La Corte Constitucional ordenó remitir al presidente Gustavo Petro el Memorándum de Entendimiento firmado entre Colombia y Venezuela sobre la Zona de Paz, Unión y Desarrollo Binacional para que siga el trámite previsto para los tratados internacionales. La decisión se produjo tras una demanda presentada por el estudiante de Derecho tolimense David Jacobo Gómez Zamora y el ciudadano Alejandro Quintero Navarro.
La Corte Constitucional adoptó una decisión de alto impacto jurídico al suspender los efectos del Memorándum de Entendimiento suscrito entre Colombia y Venezuela para la creación de la denominada Zona de Paz, Unión y Desarrollo Binacional, al concluir que el documento debe cumplir el procedimiento constitucional previsto para los tratados internacionales.
La determinación fue tomada por la Sala Plena de la Corte Constitucional, que resolvió remitir el memorando al presidente de la República, Gustavo Petro, para que sea tramitado conforme a los requisitos establecidos en la Constitución Política antes de que pueda producir efectos jurídicos en el ordenamiento colombiano.
La decisión tiene origen en una acción pública de inconstitucionalidad promovida por el estudiante de Derecho tolimense David Jacobo Gómez Zamora y Alejandro Quintero Navarro, quienes cuestionaron la legalidad del documento firmado en Caracas el 17 de julio de 2025 entre los gobiernos de Colombia y Venezuela.
Los demandantes argumentaron que, aunque fue denominado «Memorándum de Entendimiento», el contenido del instrumento corresponde materialmente a un tratado internacional, debido a que establece compromisos bilaterales en materias como seguridad, infraestructura, desarrollo económico, integración territorial y cooperación entre ambos Estados.
Con base en esa interpretación, sostuvieron que el Gobierno Nacional omitió el procedimiento constitucional obligatorio para este tipo de instrumentos internacionales. Según la demanda, el memorando debía ser sometido a la aprobación del Congreso de la República y posteriormente al control automático de constitucionalidad por parte de la Corte Constitucional.
En su argumentación también señalaron la presunta vulneración de los artículos 150 numeral 16, 189 numeral 2 y 241 numeral 10 de la Constitución Política, disposiciones que regulan la celebración, aprobación y revisión de los tratados internacionales, además del principio de separación de poderes y del control democrático sobre la política exterior.

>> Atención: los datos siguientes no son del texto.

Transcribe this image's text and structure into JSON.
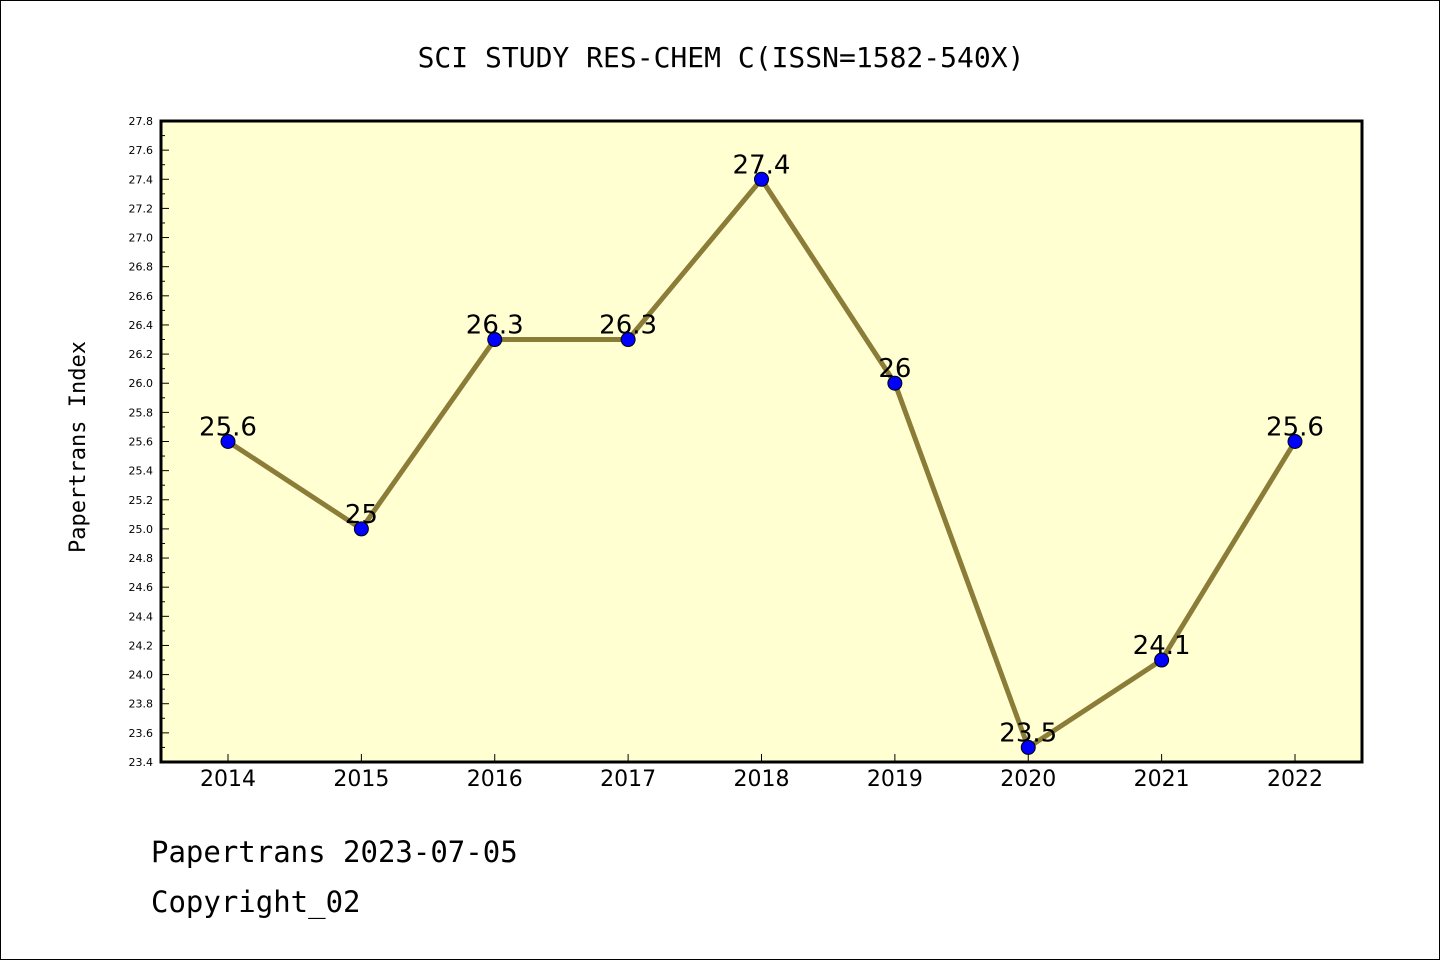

Tras analizar el caso, la Corte Constitucional acogió la tesis planteada por los accionantes y concluyó que el memorando debe surtir el trámite constitucional correspondiente antes de su aplicación. La decisión implica que el documento no podrá desplegar efectos jurídicos mientras no se cumplan las etapas previstas por la Carta Política para este tipo de acuerdos internacionales.
El pronunciamiento representa un precedente relevante en materia de control constitucional sobre los actos internacionales suscritos por el Estado colombiano y reafirma el papel del Congreso y de la Corte Constitucional en la aprobación y revisión de los tratados. Asimismo, la decisión destaca el alcance de las acciones públicas de inconstitucionalidad como mecanismo de control ciudadano sobre las actuaciones del Estado.